Some Examples: • X 9.17 PRNG: • Vulnerable to Input based attack and state compromise extension attacks. • DSA PRNG: • Vulnerable only to state compromise extension attacks. • RSAREF PRNG: • Vulnerable to Input based attack and state compromise extension attacks.
Tests for Randomness in Random Numbers: • Quantitative tests: • Χ2 tests: • Lagged Correlation: • Qualitative tests: • Scatter Plots • Plot pairs of random numbers. • Clumps of numbers, gaps and patterns are easily visible. • Random Walk
Χ2 tests: • Measure how well the presumed distribution (usually uniform) is represented. • Algorithm for the test: • Divide the whole interval, within which the random number would be into finite number of bins (class intervals). Assume they have same size. • Count the number of random numbers within each interval and calculate the “expected” number of observations [(number of random numbers used) / (number of class intervals) for uniform intervals]. • Calculate: Χ2 = Σ(i=1,m)(observedi – expectedi)2 / (expectedi) • The value of Χ2 determines if the numbers generated represent a chosen distribution, by looking up in a table, some critical values of Χ2.

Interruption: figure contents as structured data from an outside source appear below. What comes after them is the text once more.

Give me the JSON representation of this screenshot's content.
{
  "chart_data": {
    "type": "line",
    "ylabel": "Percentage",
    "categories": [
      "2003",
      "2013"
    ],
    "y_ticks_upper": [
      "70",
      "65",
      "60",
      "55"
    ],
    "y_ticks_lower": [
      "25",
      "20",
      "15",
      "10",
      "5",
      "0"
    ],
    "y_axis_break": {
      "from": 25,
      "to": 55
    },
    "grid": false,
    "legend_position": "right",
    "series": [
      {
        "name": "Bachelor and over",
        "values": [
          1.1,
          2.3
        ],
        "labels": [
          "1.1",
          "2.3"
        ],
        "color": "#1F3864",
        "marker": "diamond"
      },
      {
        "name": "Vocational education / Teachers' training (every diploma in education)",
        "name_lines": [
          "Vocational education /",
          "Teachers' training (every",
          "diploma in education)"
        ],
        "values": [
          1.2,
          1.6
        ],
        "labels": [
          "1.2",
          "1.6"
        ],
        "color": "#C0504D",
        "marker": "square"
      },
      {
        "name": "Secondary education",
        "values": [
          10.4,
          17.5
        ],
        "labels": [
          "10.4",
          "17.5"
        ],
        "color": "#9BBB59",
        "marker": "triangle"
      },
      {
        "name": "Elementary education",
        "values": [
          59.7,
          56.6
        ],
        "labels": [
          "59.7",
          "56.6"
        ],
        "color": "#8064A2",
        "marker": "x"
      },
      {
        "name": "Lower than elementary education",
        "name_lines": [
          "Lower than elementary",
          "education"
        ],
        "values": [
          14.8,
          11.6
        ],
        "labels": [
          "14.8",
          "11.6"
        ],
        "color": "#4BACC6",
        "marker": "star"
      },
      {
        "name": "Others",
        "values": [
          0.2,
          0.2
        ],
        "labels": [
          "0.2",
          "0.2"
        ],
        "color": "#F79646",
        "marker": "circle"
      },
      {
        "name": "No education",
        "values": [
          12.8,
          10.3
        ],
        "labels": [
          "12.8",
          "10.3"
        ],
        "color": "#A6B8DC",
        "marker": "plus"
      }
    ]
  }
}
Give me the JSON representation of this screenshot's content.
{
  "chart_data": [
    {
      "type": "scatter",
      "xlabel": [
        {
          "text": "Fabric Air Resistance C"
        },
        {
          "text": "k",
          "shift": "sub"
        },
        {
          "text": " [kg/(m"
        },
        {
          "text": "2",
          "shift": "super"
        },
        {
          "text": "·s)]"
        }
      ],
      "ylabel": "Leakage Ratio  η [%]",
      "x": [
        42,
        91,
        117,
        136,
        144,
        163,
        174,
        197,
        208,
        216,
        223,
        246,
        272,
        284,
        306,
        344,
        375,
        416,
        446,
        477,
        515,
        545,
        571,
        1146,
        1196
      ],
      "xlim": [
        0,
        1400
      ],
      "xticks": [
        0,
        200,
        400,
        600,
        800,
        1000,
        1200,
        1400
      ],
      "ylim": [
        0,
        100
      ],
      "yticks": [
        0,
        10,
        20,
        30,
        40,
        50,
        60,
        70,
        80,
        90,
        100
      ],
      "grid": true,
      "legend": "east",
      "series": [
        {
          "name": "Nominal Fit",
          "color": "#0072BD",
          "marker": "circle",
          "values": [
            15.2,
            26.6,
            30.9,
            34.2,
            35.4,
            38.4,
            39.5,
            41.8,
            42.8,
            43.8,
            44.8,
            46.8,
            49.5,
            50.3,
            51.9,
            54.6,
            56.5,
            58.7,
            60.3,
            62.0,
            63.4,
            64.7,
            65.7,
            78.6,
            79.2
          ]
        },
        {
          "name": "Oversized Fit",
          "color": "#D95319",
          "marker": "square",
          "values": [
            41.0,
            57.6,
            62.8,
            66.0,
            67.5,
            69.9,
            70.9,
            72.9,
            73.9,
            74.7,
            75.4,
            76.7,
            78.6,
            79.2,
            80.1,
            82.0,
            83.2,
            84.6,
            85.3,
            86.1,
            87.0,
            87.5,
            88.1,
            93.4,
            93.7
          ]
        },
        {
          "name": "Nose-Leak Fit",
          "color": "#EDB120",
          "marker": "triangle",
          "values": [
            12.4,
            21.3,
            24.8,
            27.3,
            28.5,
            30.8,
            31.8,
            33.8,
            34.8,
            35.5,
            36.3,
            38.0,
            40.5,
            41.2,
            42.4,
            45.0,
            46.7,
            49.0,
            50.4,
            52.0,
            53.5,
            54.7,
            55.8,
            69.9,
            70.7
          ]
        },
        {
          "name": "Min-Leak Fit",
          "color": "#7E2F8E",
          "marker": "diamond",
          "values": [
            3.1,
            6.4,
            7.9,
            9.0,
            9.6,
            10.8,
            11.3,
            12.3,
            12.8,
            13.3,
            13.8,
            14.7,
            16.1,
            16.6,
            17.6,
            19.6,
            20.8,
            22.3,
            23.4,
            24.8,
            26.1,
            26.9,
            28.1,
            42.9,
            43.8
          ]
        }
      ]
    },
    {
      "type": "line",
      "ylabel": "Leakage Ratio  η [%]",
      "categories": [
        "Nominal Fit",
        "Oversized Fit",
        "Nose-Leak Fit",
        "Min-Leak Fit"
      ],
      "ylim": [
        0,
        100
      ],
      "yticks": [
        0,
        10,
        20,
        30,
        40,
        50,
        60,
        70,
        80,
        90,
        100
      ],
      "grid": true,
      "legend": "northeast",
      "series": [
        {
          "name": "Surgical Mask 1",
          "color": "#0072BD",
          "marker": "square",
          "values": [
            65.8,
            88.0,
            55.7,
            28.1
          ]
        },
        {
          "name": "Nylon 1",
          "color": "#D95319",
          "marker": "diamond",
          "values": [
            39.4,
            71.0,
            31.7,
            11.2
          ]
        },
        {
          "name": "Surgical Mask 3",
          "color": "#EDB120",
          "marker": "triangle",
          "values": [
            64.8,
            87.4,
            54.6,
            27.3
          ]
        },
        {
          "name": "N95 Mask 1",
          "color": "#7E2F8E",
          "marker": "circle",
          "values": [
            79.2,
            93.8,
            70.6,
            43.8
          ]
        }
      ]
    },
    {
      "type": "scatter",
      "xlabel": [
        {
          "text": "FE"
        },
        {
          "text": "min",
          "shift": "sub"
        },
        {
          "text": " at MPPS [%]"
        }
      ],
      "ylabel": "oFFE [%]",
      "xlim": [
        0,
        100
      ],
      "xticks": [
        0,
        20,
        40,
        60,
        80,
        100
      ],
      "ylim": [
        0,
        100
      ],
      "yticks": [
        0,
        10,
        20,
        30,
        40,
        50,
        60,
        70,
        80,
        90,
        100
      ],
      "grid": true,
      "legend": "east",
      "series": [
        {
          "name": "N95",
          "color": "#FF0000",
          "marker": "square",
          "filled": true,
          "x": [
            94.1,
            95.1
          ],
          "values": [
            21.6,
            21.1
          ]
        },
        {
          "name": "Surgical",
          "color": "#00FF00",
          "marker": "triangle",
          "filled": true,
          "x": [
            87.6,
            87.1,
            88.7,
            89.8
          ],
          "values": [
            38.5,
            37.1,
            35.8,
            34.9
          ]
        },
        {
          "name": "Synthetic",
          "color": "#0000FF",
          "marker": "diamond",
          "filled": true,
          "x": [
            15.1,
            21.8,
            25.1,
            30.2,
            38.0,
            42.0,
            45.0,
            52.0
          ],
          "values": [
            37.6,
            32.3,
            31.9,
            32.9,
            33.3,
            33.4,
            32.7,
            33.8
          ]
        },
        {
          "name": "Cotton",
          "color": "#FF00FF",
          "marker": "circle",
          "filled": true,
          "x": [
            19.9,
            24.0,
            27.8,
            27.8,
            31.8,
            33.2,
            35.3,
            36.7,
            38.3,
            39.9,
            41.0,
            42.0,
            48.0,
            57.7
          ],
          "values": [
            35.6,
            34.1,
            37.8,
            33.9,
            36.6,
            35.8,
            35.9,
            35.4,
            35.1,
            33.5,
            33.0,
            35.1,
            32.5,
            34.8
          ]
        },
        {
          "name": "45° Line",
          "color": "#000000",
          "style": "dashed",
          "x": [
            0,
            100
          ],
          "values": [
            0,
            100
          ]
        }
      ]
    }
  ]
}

Lagged Correlation: • This test reveals the relationship between the numbers at one time and at another (autocorrelation). • Reveals trends and periodicity of numbers. • Properties of an ideal random number generator: • Autocorrelation value = 1; for lag (τ)=0 • Autocorrelation value = 0; for any other value of τ • If the autocorrelation values slowly drop to 0 as τ increases, then the random numbers generated are not very independent of each other.
Random Walk • Algorithm: • Divide the range of the random number generator into equal intervals. • (Divide into 4 intervals for a random walk in two dimensions) • Generate a number, if the number falls in: • First interval, increment X • Second interval, increment Y • Third interval, decrement X • Fourth interval, decrement Y • Generate t steps for a random walk for n walks • Calculate the means squared distance reached • Plot this distance against time • A plot for several values of t and distance should roughly be linear. • Else the random numbers are not correctly distributed.
Truly Random Numbers: • Must rely on external physical quantities • Computers require special hardware • Few computers have access to this kind of hardware • Example: Sensors (heat/pressure) etc. • Randomness without relying on external data: • Some way to measure internal activity of the computer such that the activity is quantifiable and genuinely random. • Example: Timing of keystrokes as a user enters a password.
Some physical quantities used in real world for true random number generation: • Timing of keystrokes when a user enters a password. • Measurement of air turbulence due to the movement of hard drive heads. • Timings of memory accesses under artificially induced thrashing conditions. • Precise measurement of current leakage from a CPU or any other system component. • Measurement of timing skew between two systems timers: • A hardware timer • A software timer
Conclusions: • Random number are the basis for many cryptographic applications. • There is no reliable “independent” function to generate random numbers. • Present day computers can only approximate random numbers, using pseudo-random numbers generated by Pseudo Random Number Generators (PRNG)s. • Attacks on many cryptographic applications are possible by attacks on PRNGs. • Computer applications are increasingly turning towards using physical data (external/internal) for getting truly random numbers.